David y Russell habían estado muy unidos a lo largo de la vida del segundo. Y aunque su tío presenció más de un éxito de éste que su abuelo, que murió mientras Russell aún era pobre y desconocido, Crowe lamenta que su tío Dave no pueda verle esta noche –en el pináculo de su carrera y la culminación del proceso cinematográfico del que Dave tanto había disfrutado.
Pero no queda mucho tiempo más para la reflexión. Crowe suspira gravemente y hace un inventario final de las cosas que lleva. Se da la vuelta y se aleja del espejo dando grandes zancadas.

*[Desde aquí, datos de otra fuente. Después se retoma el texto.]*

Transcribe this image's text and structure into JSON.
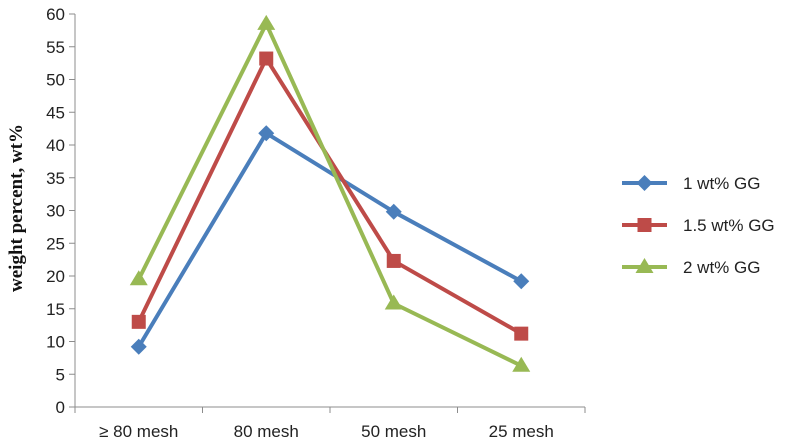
{
  "chart_data": {
    "type": "line",
    "title": "",
    "xlabel": "",
    "ylabel": "weight percent, wt%",
    "categories": [
      "≥ 80 mesh",
      "80 mesh",
      "50 mesh",
      "25 mesh"
    ],
    "ylim": [
      0,
      60
    ],
    "yticks": [
      0,
      5,
      10,
      15,
      20,
      25,
      30,
      35,
      40,
      45,
      50,
      55,
      60
    ],
    "grid": false,
    "legend": "right",
    "series": [
      {
        "name": "1 wt% GG",
        "values": [
          9.2,
          41.8,
          29.8,
          19.2
        ],
        "color": "#4a7ebb",
        "marker": "diamond"
      },
      {
        "name": "1.5 wt% GG",
        "values": [
          13.0,
          53.2,
          22.3,
          11.2
        ],
        "color": "#be4b48",
        "marker": "square"
      },
      {
        "name": "2 wt% GG",
        "values": [
          19.5,
          58.5,
          15.8,
          6.3
        ],
        "color": "#98b954",
        "marker": "triangle"
      }
    ]
  }
}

La solemnidad con la que ha invertido la tarde no está destinada a durar. Muy pronto, nuestro noble héroe será introducido en los insulsos aires de la industria para la que trabaja. Puede manejar una pesada espada y pelear con tigres pero ¿cómo repeler con honor el tipo de ataques con los que se enfrentará esta noche? Llega al campo de batalla y no se encuentra con armas afiladas y resoplidos equinos, sino con Joan Rivers ofreciendo una pequeña crítica maliciosa (a un simple millón de sus más íntimos confidentes) de su perfume personal. Nuestro guerrero camina hacia delante, los ojos en el horizonte, ignorando las pequeñas indignidades que acompañan a la fama mundial. Pero cruzando por el foro de flashes y micrófonos, navegando diestramente por la alfombra roja (que, sospecha nuestro héroe, ha adquirido su tonalidad de segar los caídos y sangrantes cuerpos de aquellos que han recorrido este sendero antes que él), abriéndose paso hasta el mismo centro de la arena, no se encuentra con ningún enemigo salvaje y bárbaro o a un lascivo y malévolo emperador; en vez de eso, se topa con Steve Martín haciendo chistes de dudosa calidad sobre el tema de los supuestos e innumerables flirteos de Crowe. Nuestro héroe es gravemente herido. No había esperado tales ruines y bajos ataques. Sus armas son de otro tiempo –su carácter está forjado en un fuego bastante distante. Y al final, señoras y señores, y al final... Gana.